One other thing - when I have tried to cover the pocks, as a final coat after sanding, I have worked the mud real hard to get it into the holes, even after making it real thin with extra water.  Then when I sanded again I found that the stuff I worked over is really freaking hard, like setting mud.  So the area I worked doesn't sand, but does around the edges.  This has caused me to leave the pocks until after priming and filling them then and just wet sanding with a towel.  Makes me nuts, but it works.  I am really fussy about drywall finishing and don't want to hear any complaints about defects.  Thanks for any help you can provide.

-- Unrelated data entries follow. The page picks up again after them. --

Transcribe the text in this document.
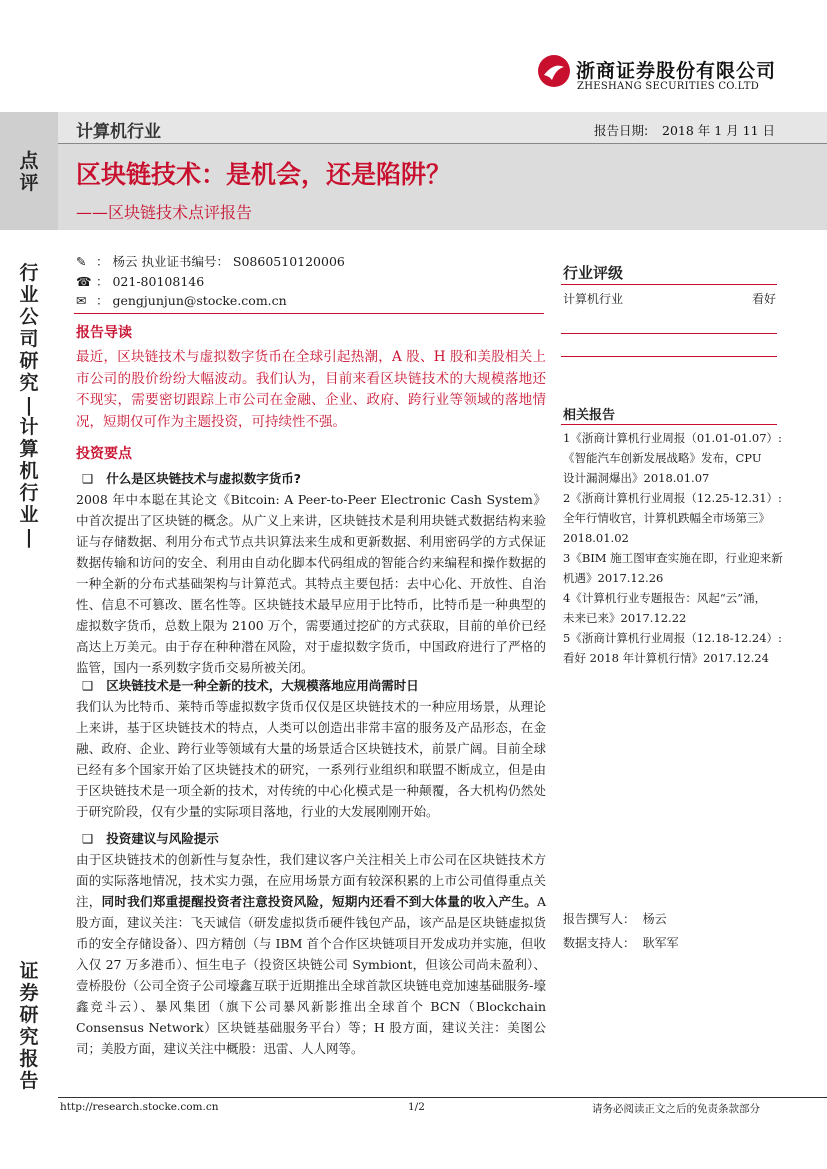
浙商证券股份有限公司
ZHESHANG SECURITIES CO.LTD
计算机行业	报告日期: 2018 年 1 月 11 日
点
评
行
业
公
司
研
究
|
计
算
机
行
业
|
证
券
研
究
报
告
区块链技术：是机会，还是陷阱？
——区块链技术点评报告
✎ ： 杨云 执业证书编号： S0860510120006
☎ ： 021-80108146
✉ ： gengjunjun@stocke.com.cn
报告导读
最近，区块链技术与虚拟数字货币在全球引起热潮，A 股、H 股和美股相关上市公司的股价纷纷大幅波动。我们认为，目前来看区块链技术的大规模落地还不现实，需要密切跟踪上市公司在金融、企业、政府、跨行业等领域的落地情况，短期仅可作为主题投资，可持续性不强。
投资要点
❑ 什么是区块链技术与虚拟数字货币?
2008 年中本聪在其论文《Bitcoin: A Peer-to-Peer Electronic Cash System》中首次提出了区块链的概念。从广义上来讲，区块链技术是利用块链式数据结构来验证与存储数据、利用分布式节点共识算法来生成和更新数据、利用密码学的方式保证数据传输和访问的安全、利用由自动化脚本代码组成的智能合约来编程和操作数据的一种全新的分布式基础架构与计算范式。其特点主要包括：去中心化、开放性、自治性、信息不可篡改、匿名性等。区块链技术最早应用于比特币，比特币是一种典型的虚拟数字货币，总数上限为 2100 万个，需要通过挖矿的方式获取，目前的单价已经高达上万美元。由于存在种种潜在风险，对于虚拟数字货币，中国政府进行了严格的监管，国内一系列数字货币交易所被关闭。
❑ 区块链技术是一种全新的技术，大规模落地应用尚需时日
我们认为比特币、莱特币等虚拟数字货币仅仅是区块链技术的一种应用场景，从理论上来讲，基于区块链技术的特点，人类可以创造出非常丰富的服务及产品形态，在金融、政府、企业、跨行业等领域有大量的场景适合区块链技术，前景广阔。目前全球已经有多个国家开始了区块链技术的研究，一系列行业组织和联盟不断成立，但是由于区块链技术是一项全新的技术，对传统的中心化模式是一种颠覆，各大机构仍然处于研究阶段，仅有少量的实际项目落地，行业的大发展刚刚开始。
❑ 投资建议与风险提示
由于区块链技术的创新性与复杂性，我们建议客户关注相关上市公司在区块链技术方面的实际落地情况，技术实力强，在应用场景方面有较深积累的上市公司值得重点关注，同时我们郑重提醒投资者注意投资风险，短期内还看不到大体量的收入产生。A 股方面，建议关注：飞天诚信（研发虚拟货币硬件钱包产品，该产品是区块链虚拟货币的安全存储设备）、四方精创（与 IBM 首个合作区块链项目开发成功并实施，但收入仅 27 万多港币）、恒生电子（投资区块链公司 Symbiont，但该公司尚未盈利）、壹桥股份（公司全资子公司壕鑫互联于近期推出全球首款区块链电竞加速基础服务-壕鑫竞斗云）、暴风集团（旗下公司暴风新影推出全球首个 BCN（Blockchain Consensus Network）区块链基础服务平台）等；H 股方面，建议关注：美图公司；美股方面，建议关注中概股：迅雷、人人网等。
行业评级
计算机行业	看好
相关报告
1《浙商计算机行业周报（01.01-01.07）:
《智能汽车创新发展战略》发布，CPU
设计漏洞爆出》2018.01.07
2《浙商计算机行业周报（12.25-12.31）:
全年行情收官，计算机跌幅全市场第三》
2018.01.02
3《BIM 施工图审查实施在即，行业迎来新
机遇》2017.12.26
4《计算机行业专题报告：风起“云”涌，
未来已来》2017.12.22
5《浙商计算机行业周报（12.18-12.24）:
看好 2018 年计算机行情》2017.12.24
报告撰写人： 杨云
数据支持人： 耿军军
http://research.stocke.com.cn	1/2	请务必阅读正文之后的免责条款部分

I really have not did the dish soap or "no pock" trick myself in a couple years. The only real problem I have with pock marks is when I am doing some existing stuff (kitchens and smokers). New construction I really don't have a problem. I'll tell you something. Say you 1st coat your job, or lets say you 1st coated some corner bead. A few pock marks right ??, no bigie. Now on your 2nd coat you see you're leaving some pock marks again. You don't want to have to come back on the last day and skim coat all the bead because of some pock marks right?

Try wiping it just a little tighter on the 2nd coat. Push a little harder. Use thinner mud then you think you should be using. The 1st coat did the majority of the fill in work. You really don't need to lay the 2nd coat on so thick. Anyhow, I didnít mean to write a book here. Just try a tad bit thinner mud on the 2nd coat and pull everything a little tighter. Let me know if it helps...Mike

Subject: Metal Cornerbead


What is the best way to anchor metal cornerbead?  Do you tape the edges of metal cornerbead?   Also, I am finding that my inside corners are going a little slow...any tips for faster speed? 
Thanks!  Russ


Hi Russ,  If you are using metal corner bead then regular drywall nails work the best. We use cuphead nails but ring shank will work too.  If you use screws, you kind of loose control on the straightness of your bead.  You do not need to put any tape on the bead..I'll tell you a trick, most people don't know how to nail and their bead ends up going crooked or they get shiners. That's where the bead kind of wrinkles because you are bending it out of square. When you start coating, these little high spots show through, that's why they are called shiners.  When you put on the bead, get it pretty much where you want it, push the middle in so the bead opens up a little. Use your foot to hold the bottom in place, push enough that the bead opens up just a little. Put your 1st 2 nails in the middle (one on each side).   After you have the 2 nails in (the middle) then you can go ahead, let go with your foot. I always start from the 2 nails and work my way up always pushing in slightly (to open the bead up just a little), put in another couple nails. Once you get to the top, start in the middle again and work your way down to the bottom. You should have a nail about every 6 to 8 inches.  I have switched to the paper faced bead but if you put enough nails in the metal bead, it will be fine.  Okay, about the inside corners. Is the taping what's going slow or the coating? Hand taping corners is kind of a slow process. If you're getting plenty of mud under the tape, you should have no problems. I always mud 2 or 3 angles then I put the tape on and wipe them. It seems to go quicker then one at a time.  Did you see on my site somewhere it shows how to hand tape angles?  The harder you push when you're wiping, the more mud you force out, the more square your angles will be.  When you're coating, do one side of the angle one day, the other side the next. It is impossible to do both in a day because when you coat one side you're messing up the other side.   I really hoped I helped you out. I am a great drywaller but my grammar and spelling skills suck.